Awareness has been a central strategy in this program. Participants have learned that it’s not enough to invest in technical security solutions alone; it’s equally important to create a culture in which employees and stakeholders understand the importance of cybersecurity. Through the program, the topic of IT security has been elevated within the organizations and gained support from top management.
In the program, a culture of open knowledge sharing across departments, organizations, and sectors has been fostered. In a world where the threat landscape is constantly evolving, breaking down silos and establishing channels for knowledge sharing is crucial. This allows different stakeholders to benefit from each other’s insights and experiences, as well as promoting stronger collaboration and innovation.
– Sharing, training, and learning will remain key components. Security work is a collective effort that will require ongoing commitment from all involved parties. But we have already proven that when we stand together, we are strong and capable of better protecting the industry. After all, knowledge is a resource that becomes more valuable when shared, says Løkken Stokke.

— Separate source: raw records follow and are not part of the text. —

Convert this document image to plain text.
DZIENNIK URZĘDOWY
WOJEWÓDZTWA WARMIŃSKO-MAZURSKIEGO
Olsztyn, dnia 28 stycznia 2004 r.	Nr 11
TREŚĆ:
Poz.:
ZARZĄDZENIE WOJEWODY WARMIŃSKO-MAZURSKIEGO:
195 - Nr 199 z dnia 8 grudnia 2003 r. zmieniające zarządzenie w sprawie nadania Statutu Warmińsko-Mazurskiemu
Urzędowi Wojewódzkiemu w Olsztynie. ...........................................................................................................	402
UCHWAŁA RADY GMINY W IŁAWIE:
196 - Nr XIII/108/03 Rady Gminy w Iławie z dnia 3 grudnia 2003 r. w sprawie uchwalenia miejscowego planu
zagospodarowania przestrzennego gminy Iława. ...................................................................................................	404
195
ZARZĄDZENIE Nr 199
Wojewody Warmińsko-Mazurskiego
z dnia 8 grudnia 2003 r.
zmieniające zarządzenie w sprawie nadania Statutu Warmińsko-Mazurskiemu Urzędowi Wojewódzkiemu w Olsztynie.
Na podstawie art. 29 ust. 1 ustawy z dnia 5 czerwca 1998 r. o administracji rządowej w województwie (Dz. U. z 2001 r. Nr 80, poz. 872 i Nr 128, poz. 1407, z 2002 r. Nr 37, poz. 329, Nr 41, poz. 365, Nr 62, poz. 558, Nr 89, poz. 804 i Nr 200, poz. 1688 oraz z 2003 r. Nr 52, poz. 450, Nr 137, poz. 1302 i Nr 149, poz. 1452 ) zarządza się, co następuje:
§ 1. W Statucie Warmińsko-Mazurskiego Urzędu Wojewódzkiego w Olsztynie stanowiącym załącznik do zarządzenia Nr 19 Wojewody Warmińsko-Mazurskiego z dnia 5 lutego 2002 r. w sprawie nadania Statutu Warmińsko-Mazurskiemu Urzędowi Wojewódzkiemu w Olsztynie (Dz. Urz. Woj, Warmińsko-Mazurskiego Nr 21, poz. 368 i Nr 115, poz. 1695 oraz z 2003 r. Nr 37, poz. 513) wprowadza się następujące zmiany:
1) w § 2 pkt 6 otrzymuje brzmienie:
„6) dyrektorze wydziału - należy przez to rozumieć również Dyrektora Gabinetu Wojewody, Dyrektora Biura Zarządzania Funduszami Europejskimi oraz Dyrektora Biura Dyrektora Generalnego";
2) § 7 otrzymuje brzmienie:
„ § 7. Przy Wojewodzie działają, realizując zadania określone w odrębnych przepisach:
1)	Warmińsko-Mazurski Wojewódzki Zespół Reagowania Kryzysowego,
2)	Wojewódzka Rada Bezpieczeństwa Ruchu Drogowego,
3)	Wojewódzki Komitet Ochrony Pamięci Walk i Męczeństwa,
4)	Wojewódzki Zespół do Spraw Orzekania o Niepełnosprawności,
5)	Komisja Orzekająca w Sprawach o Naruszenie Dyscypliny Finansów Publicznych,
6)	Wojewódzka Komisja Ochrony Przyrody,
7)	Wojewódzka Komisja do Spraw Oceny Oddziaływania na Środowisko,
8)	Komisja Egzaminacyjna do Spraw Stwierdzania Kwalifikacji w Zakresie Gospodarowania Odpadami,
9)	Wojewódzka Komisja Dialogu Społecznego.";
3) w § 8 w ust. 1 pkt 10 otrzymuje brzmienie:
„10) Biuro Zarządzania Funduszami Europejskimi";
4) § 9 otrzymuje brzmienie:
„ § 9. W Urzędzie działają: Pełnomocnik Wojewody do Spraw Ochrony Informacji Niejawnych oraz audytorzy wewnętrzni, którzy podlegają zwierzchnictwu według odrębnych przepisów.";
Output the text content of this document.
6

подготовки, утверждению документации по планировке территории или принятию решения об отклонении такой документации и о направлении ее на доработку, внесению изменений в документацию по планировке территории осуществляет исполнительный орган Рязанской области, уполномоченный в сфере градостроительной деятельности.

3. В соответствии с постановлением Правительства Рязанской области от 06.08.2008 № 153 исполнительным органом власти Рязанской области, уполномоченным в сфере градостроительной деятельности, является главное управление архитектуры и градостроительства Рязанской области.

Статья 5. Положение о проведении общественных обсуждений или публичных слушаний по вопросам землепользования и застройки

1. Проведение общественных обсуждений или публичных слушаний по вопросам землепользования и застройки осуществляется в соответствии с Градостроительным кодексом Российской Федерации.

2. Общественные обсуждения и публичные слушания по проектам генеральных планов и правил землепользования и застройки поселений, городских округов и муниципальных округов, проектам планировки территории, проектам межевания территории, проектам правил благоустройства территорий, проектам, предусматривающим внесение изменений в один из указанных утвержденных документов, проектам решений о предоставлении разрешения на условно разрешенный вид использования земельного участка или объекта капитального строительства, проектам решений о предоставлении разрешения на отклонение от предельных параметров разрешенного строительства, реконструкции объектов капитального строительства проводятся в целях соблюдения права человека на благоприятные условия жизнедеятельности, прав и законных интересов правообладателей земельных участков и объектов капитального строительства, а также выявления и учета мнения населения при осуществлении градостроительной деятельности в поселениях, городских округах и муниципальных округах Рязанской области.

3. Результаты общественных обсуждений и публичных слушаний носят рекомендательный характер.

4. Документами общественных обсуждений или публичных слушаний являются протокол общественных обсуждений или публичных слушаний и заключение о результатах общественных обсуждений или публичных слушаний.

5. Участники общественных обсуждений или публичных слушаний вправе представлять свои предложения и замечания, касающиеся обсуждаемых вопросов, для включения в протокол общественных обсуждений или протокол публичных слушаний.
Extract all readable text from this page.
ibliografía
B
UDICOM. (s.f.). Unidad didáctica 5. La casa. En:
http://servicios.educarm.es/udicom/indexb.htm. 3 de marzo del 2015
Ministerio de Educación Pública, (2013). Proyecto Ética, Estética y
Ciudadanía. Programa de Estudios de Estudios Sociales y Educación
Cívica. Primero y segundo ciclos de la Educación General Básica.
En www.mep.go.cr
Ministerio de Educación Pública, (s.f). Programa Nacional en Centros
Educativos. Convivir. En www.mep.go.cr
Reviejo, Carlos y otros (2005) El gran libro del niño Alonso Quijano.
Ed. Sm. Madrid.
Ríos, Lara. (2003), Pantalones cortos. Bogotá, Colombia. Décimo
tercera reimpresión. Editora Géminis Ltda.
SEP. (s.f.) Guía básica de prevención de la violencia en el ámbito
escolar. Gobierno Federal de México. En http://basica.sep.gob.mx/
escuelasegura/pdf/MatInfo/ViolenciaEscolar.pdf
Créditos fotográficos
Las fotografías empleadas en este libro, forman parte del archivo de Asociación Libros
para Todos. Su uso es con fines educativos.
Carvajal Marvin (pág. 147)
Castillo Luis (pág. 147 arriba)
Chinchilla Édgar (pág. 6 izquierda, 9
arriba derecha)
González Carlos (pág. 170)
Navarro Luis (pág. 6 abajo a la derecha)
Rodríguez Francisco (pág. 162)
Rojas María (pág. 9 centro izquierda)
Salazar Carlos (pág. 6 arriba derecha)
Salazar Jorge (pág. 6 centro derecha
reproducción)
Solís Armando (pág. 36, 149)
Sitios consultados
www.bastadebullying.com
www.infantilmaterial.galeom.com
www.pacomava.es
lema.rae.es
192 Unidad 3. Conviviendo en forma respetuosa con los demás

Although the past six months have seen significant progress, the fight against cyber threats in the food industry is far from over. The strong collaboration that has been established must continue to grow and evolve to better equip the food industry to face the ever-changing threat landscape.
– Today, we can look back on the past months with pride and optimism. Through our collective efforts, we have laid a foundation that will strengthen the bioeconomy industry in the years to come. Together, we can secure a safer future for the food industry and consumers worldwide, concludes Løkken Stokke.